For a condition to be diagnosed, it also needs to cause significant impairment, she adds. "If someone came back from a holiday and exhibited a lot of symptoms that lasted, say, six months, symptoms that made it difficult for them to go to work, then we'd be talking about a mental health condition. Otherwise, it's just feeling a bit sad for a while. So, it's important to differentiate between a state that passes and an actual mental health condition."
It's normal to feel some sadness, irritability and lethargy, but if a number of symptoms interfere with your ability to function after two weeks, you might want to seek professional support.

Life hacks
While the scientific community has yet to officially recognise post-vacation blues, you know there's something to be said for the phenomenon when all manner of brands from Montblanc to Springfield start peddling 'back to work' wardrobes. And not without reason.
Professionals suggest several ways to get over the blues; one way is to feed into the self-love culture.
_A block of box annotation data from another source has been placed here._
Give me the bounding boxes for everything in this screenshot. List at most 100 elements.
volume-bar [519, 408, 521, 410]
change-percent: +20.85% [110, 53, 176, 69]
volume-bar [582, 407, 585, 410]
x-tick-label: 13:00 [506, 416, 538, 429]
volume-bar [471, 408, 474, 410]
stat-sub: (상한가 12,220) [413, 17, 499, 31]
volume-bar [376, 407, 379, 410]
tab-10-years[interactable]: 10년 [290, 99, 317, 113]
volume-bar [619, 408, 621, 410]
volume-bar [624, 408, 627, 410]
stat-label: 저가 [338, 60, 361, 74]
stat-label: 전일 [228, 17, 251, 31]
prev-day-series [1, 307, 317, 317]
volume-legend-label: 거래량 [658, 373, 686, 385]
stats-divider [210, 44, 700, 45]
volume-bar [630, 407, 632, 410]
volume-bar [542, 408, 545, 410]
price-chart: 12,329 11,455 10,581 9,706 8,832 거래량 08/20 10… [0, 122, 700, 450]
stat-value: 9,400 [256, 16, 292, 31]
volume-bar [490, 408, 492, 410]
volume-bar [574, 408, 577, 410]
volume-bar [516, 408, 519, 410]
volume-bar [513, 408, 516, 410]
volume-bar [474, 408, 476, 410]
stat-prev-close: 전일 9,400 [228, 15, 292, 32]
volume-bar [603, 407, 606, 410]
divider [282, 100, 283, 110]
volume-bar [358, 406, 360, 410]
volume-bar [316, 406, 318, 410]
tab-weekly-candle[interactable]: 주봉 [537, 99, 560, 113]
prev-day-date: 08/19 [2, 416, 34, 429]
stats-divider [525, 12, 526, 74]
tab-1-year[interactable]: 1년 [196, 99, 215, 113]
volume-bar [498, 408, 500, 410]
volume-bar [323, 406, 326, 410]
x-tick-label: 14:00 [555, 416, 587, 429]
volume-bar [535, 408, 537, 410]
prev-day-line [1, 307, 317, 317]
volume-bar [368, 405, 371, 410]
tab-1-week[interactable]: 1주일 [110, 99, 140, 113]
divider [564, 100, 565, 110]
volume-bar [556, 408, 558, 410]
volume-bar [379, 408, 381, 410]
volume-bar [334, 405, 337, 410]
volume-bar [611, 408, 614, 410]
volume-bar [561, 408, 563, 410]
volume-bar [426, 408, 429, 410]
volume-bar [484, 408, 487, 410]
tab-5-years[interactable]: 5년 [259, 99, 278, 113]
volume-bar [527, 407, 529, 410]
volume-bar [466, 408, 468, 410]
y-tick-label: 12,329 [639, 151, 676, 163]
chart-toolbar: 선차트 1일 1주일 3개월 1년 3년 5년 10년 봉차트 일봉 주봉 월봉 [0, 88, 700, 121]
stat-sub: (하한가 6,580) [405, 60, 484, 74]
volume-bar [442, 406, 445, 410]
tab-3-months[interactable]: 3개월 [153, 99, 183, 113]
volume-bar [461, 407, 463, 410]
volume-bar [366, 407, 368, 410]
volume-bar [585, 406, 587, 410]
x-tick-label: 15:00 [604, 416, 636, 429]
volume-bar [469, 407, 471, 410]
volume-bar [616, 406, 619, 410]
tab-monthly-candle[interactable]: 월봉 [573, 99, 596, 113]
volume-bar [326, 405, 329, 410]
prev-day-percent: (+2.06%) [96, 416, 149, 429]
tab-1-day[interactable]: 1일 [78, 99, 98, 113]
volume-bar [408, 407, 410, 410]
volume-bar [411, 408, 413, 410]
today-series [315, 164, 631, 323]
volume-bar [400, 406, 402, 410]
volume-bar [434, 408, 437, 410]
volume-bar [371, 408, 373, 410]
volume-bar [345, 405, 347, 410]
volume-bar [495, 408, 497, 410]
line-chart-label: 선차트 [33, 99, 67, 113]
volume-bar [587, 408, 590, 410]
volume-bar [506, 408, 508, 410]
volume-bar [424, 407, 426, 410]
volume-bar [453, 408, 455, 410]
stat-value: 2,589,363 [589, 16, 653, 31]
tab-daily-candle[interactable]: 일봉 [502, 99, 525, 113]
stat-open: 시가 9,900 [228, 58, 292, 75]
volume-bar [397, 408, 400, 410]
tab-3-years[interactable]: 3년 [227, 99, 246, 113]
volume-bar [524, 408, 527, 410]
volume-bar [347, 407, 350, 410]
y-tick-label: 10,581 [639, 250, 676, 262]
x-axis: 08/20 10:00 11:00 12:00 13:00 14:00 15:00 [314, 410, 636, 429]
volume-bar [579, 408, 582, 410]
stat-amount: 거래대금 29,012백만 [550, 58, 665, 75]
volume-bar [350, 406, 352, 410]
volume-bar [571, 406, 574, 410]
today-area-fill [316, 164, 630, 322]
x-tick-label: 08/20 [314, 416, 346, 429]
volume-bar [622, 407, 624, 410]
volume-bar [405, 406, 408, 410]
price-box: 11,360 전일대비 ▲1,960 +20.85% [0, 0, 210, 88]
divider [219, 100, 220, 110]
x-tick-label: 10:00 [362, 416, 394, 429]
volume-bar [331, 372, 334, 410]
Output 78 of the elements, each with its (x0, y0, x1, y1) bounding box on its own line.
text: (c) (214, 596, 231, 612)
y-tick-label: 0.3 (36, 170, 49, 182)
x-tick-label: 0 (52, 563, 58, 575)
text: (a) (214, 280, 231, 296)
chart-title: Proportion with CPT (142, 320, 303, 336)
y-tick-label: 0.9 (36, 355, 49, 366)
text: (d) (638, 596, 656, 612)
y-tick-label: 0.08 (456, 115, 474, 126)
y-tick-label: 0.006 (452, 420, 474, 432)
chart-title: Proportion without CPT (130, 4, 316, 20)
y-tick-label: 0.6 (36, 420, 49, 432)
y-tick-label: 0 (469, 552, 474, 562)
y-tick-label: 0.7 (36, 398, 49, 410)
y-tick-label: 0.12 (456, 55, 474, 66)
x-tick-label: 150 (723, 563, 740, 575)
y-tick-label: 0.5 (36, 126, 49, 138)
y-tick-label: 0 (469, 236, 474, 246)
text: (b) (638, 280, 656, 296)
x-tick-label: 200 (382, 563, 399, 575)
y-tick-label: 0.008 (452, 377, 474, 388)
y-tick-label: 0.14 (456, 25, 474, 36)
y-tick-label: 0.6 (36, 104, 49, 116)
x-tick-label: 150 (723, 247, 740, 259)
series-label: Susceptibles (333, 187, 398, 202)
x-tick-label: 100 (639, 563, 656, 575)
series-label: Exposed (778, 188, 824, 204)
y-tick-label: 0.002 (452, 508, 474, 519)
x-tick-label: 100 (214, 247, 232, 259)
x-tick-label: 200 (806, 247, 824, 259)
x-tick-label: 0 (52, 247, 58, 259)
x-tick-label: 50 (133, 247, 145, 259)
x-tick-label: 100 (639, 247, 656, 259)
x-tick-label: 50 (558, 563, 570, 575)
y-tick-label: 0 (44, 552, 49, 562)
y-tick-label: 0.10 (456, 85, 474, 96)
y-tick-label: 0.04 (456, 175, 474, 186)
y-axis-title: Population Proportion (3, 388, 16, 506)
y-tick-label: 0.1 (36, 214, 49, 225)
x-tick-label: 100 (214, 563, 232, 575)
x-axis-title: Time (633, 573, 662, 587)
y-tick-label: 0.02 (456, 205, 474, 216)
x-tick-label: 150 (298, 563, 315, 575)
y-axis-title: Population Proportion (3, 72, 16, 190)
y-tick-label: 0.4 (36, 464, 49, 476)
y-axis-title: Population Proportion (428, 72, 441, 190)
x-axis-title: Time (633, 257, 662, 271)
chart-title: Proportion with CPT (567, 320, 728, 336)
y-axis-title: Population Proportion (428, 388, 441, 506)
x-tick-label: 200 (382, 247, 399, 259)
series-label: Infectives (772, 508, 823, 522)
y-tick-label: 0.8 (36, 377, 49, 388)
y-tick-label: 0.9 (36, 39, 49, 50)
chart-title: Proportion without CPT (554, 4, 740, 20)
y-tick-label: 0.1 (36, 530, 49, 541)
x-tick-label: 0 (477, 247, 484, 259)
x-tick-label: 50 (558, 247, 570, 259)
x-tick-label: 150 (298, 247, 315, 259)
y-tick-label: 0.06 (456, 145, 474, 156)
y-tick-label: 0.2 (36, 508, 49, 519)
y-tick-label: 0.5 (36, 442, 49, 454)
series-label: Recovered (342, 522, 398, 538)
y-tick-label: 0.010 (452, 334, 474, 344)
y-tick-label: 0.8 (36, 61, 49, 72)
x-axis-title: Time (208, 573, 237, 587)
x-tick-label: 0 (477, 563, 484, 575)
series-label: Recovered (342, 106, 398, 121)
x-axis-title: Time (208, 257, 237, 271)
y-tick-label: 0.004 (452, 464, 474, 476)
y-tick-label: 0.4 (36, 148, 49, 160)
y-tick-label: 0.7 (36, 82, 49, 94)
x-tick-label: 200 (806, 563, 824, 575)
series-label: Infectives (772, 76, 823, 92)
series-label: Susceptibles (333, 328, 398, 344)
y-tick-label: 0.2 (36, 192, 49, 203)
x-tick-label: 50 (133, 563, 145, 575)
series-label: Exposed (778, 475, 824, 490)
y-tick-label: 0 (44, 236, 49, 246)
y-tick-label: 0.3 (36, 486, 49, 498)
Senior PR executive Tazeen Jafri of JLT-based agency Sociate says it's a trick that definitely makes the transition back to work smoother. "We're all kids at heart," says the usually vivacious 28-year-old. "A little self-love - like a new abaya or pair of shoes, in my case - can go a long way to putting you in the right mood."
The Dubai resident, who recently returned from a "magical" trip to the Seychelles with her husband, says that post-holiday blues are hardly an imagined phenomenon. In her case, they stem from waking up to an alarm clock in the morning again. "Having to hear the alarm go off, get out of bed, and get ready to face people in the professional zone after so long in the 'vacay zone'... It definitely takes you a while to shift that mentality," she observes, good-humouredly. And it's why she (wisely) always returns a day before she has to, so she has the time to get into the right frame of mind. "It's far better than reporting to work jetlagged - that would be the worst!"
While advice online can be contradictory, with some adopting a 'don't move till you want to' stance, Dr Keyvan recommends not dragging your feet or delaying the inevitable. "I would definitely suggest getting right to the unpacking and everything else you need to do to get back to routine," he says. "If you keep postponing everything, it'll take that much longer to forget about it."
Dr Sarah, meanwhile, makes a valid point. "We're really good at pursuing leisure activities, connecting with others and doing so many things we know to be important for mental health while on vacation. But when we get back to regular life, we stop doing those things that make us happy. So, for those not feeling pumped about being back, I'd suggest trying to integrate some of that stuff into everyday life: exercise, go out to dinner more; whatever brought you joy on vacation, try and integrate it into life once you're back too."

A deeper problem?
A holiday is supposed to relax and recharge us, so that we can bring our A-game when we get back to work. So, if mere thought of the workplace is triggering strongly negative reactions, Dr Sarah says that speaks to a much deeper problem. "If we're not feeling rested and approaching work with a lot of apprehension, it's important to have a conversation with ourselves about what's making us feel like that. It's one thing to not be looking forward to work, but if it's causing you a sense of dread, it says more about how comfortable or happy you are at your job than about being sad about the end of a vacation."